Essa crítica platônica, aparentemente tão antiga, reverbera ainda hoje. Em atualização desse debate para o século XXI, o filósofo Pedro Dotto publicou um interessante artigo no jornal “O Estado de S. Paulo”, em 2 de agosto de 2025: “O que Platão pode nos ensinar sobre IA?”. O artigo compara a crítica platônica à escrita, constante do “Fedro”, com os riscos e desafios da inteligência artificial generativa. 

Ele começa por observar que, assim como Platão analisou a transição da oralidade para a escrita, isto é, uma revolução tecnológica com implicações culturais, sociais e cognitivas, hoje há a ascensão acelerada da IA generativa, capaz de produzir textos, imagens, planilhas e vídeos, influenciar decisões e moldar processos.

Dotto usa a alusão platônica ao mito de Thoth e Tamus para destacar fragilidades da escrita que se aplicam, de forma ampliada, à IA: risco de atrofia da memória (ou de habilidades cognitivas mais amplas) pela dependência excessiva de registros externos; criação de “sábios de aparência”, com erudição superficial e sem compreensão genuína; e a ilusão de assistência, que pode levar à terceirização irrefletida de decisões complexas.
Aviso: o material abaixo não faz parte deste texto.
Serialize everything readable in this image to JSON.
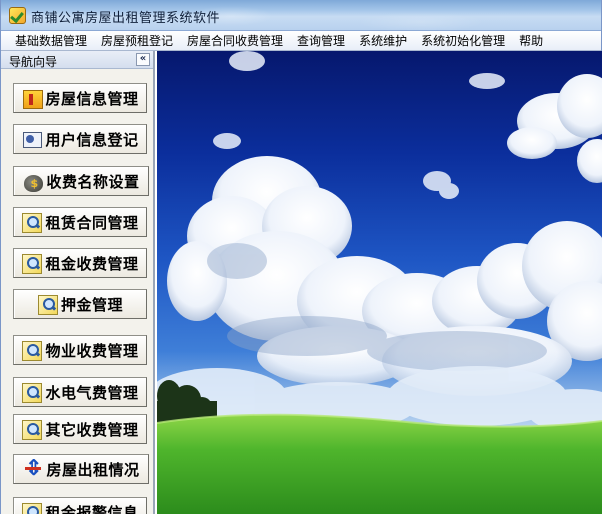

Menciona pesquisas, como do MIT Media Lab, que indicam possível enfraquecimento do pensamento pelo uso constante de sistemas como o ChatGPT.

Ele enfatiza que a IA generativa, embora interativa e capaz de responder dinamicamente, é caracterizada como um “papagaio estocástico”: rearranja padrões linguísticos aprendidos de grandes bases de dados, opera por compressão informacional, sem compreensão real. É mera repetição organizada. O ensaio enfatiza que, assim como Platão, pela figura de Sócrates, via a escrita como um “pharmakon” (remédio e veneno), a IA também requer cautela: não deve substituir o pensamento vivo nem o exercício dialético, mas ser usada com curiosidade e consciência de suas limitações, preservando a distinção entre técnica e sabedoria.

Parece óbvio, mas é sofisticado. As palavras de Platão e Dotto conduzem a uma enorme quantidade de perguntas. 

Se a escrita que Platão criticou foi o meio que imortalizou seu pensamento e permitiu o florescimento da filosofia ocidental, o que isso pode ensinar sobre os receios atuais em relação à IA? Não seria um erro subestimar o potencial positivamente transformador de uma tecnologia?

O ábaco e a calculadora não destruíram a capacidade matemática humana, apenas a reconfiguraram. A bússola, o astrolábio e o GPS não eliminaram o senso de direção dos humanos, mas o transformaram. Talvez não seja necessário assumir que a IA necessariamente atrofiará o potencial cognitivo humano. Quiçá a IA simplesmente reorganize aptidões, ainda que de formas hoje imprevisíveis.

É verdade que a IA pode apresentar desafios qualitativamente diferentes das tecnologias anteriores, pois sua capacidade de simular aspectos da cognição humana faz dela única.

Naturalmente, reorganizar as competências humanas para discernir o que é bom ou mal, útil ou prejudicial, e, a partir daí, regular adequadamente a IA, dependerá de conceitos como curiosidade, consciência e sabedoria, citados por Dotto. 

Essas noções, cujas definições podem ostentar algumas imprecisões, mas são intuitivamente discerníveis, a máquina ainda não possui e só o humano detém (até o momento). E por detê-las, a humanidade ainda poderá conter, mediante vigilância ética e regulação jurídica as inteligências artificiais para que sejam como “Robbies” e não “Skynets”. 

A questão é saber se a velocidade vertiginosa do desenvolvimento tecnológico é compatível com a capacidade humana de regular a inovação, ainda bastante lenta. 

Desta vez, Toth não vai procurar Tamus. Tamus é quem tem de tomar a iniciativa.